Evidence-Based Guidelines for the Dissemination of Orthopaedic Information on Social Media Platforms

This project explores the dissemination of orthopedic patient education materials (PEMs) on social media, specifically examining how text complexity affects engagement metrics like views, likes, and time spent on posts. The study utilized two accounts: one with original content from the American Academy of Orthopaedic Surgeons (AAOS) and the other featuring simplified, AI-processed versions. A total of 31 PEMs focused on topics related to the spine, hand, upper extremity, hip, and knee were analyzed.

 The findings revealed that while the simplified content reached a similar audience size, the more complex posts received significantly more likes and retained viewers for longer periods. Additionally, spine-related content consistently generated the highest levels of engagement, indicating that audiences prefer detailed information in this area of orthopedic care. These insights emphasize the need to strike a balance between making content accessible and maintaining depth in order to improve patient education on social media platforms.

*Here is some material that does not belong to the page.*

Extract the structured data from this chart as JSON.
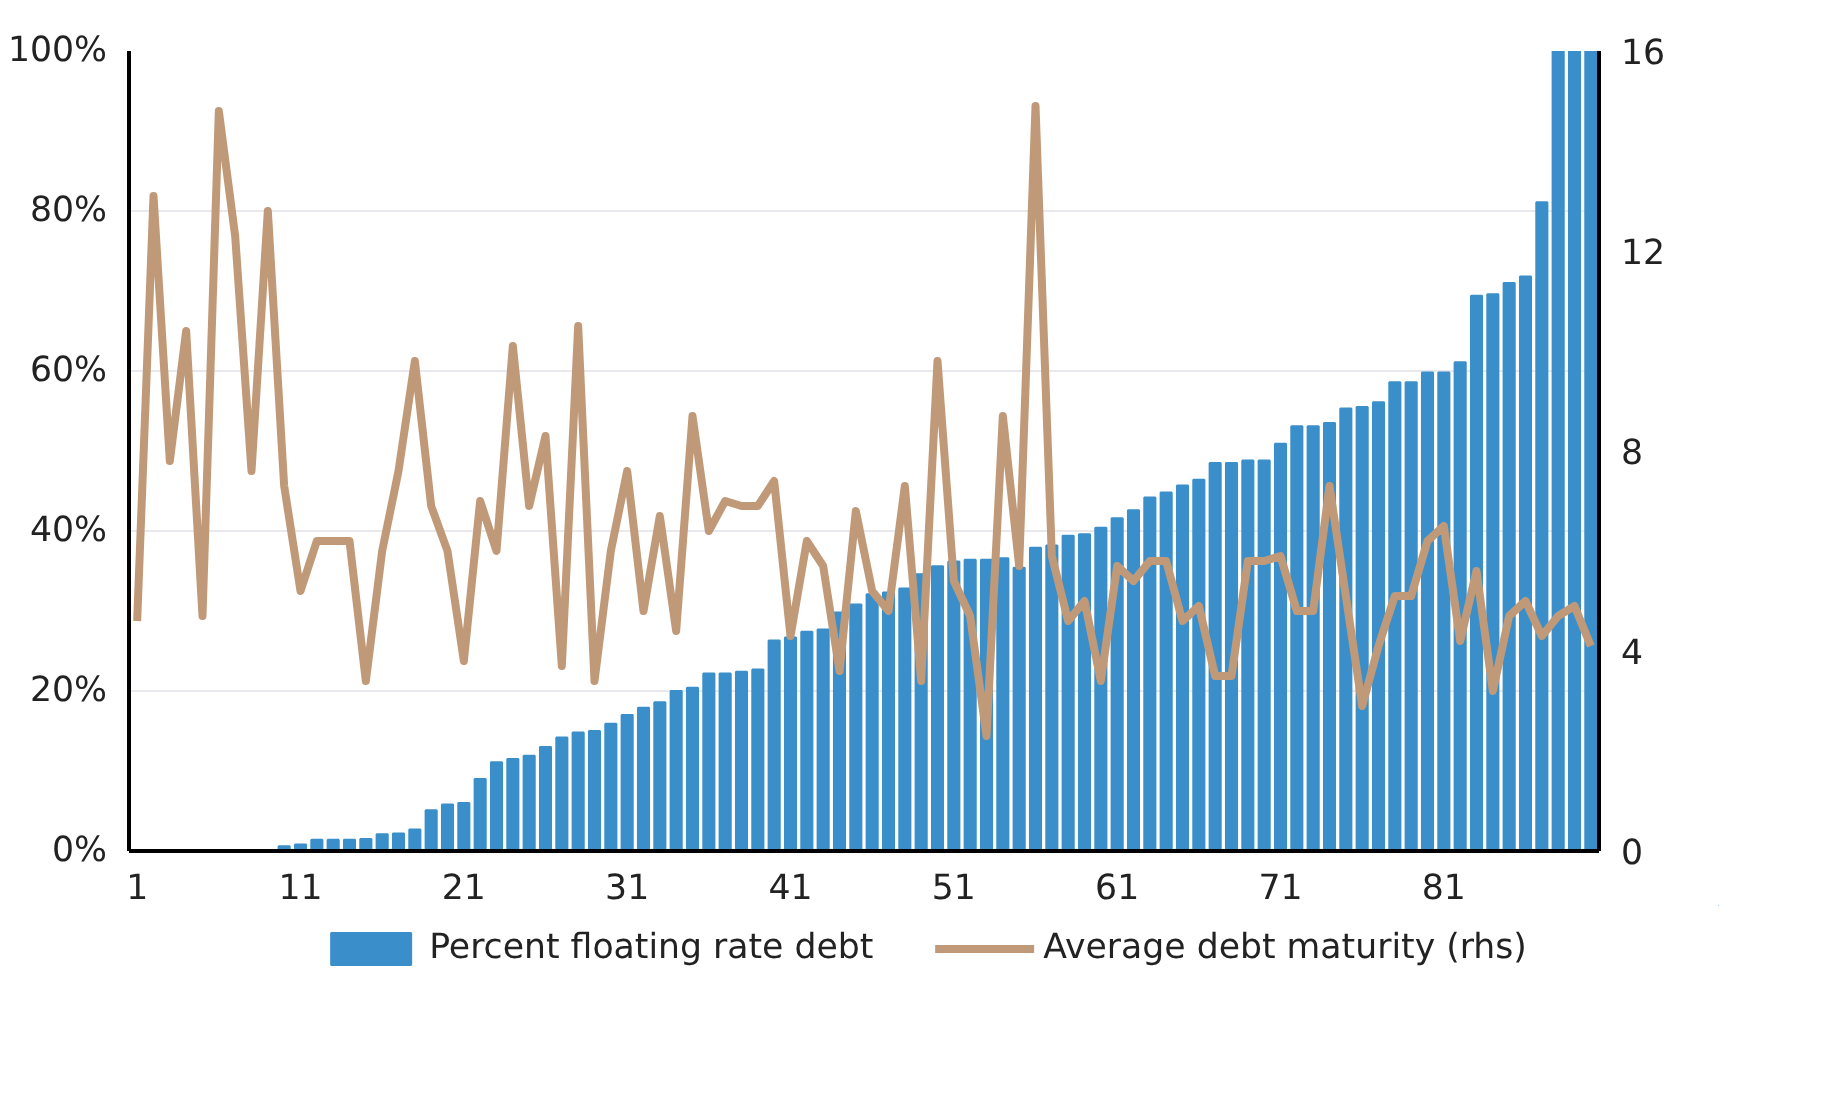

Artificial Intelligence Can Translate and Simplify Spanish Orthopedic Medical Text: Instrument Validation Study

This study examines the use of artificial intelligence (AI) to bridge language gaps for Spanish-speaking orthopedic patients by assessing the accuracy of large language models (LLMs) in translating and simplifying medical texts. Through BLEU analysis, the research found that AI tools, including ChatGPT, achieved translation accuracy comparable to that of Google Translate. Additionally, these tools showed potential for simplifying complex medical information into accessible Spanish. These findings emphasize the importance of AI in enhancing communication with Spanish-speaking patients; however, native language review remains crucial for ensuring accuracy in clinical settings.

AI in Medical Education

This ongoing study collects data from four consecutive cohorts of medical students to evaluate trends in their understanding of and interest in artificial intelligence (AI). By identifying changes in knowledge and enthusiasm, the project aims to refine and enhance medical education strategies related to AI, ensuring that future physicians are well-prepared for technology-driven advancements in healthcare.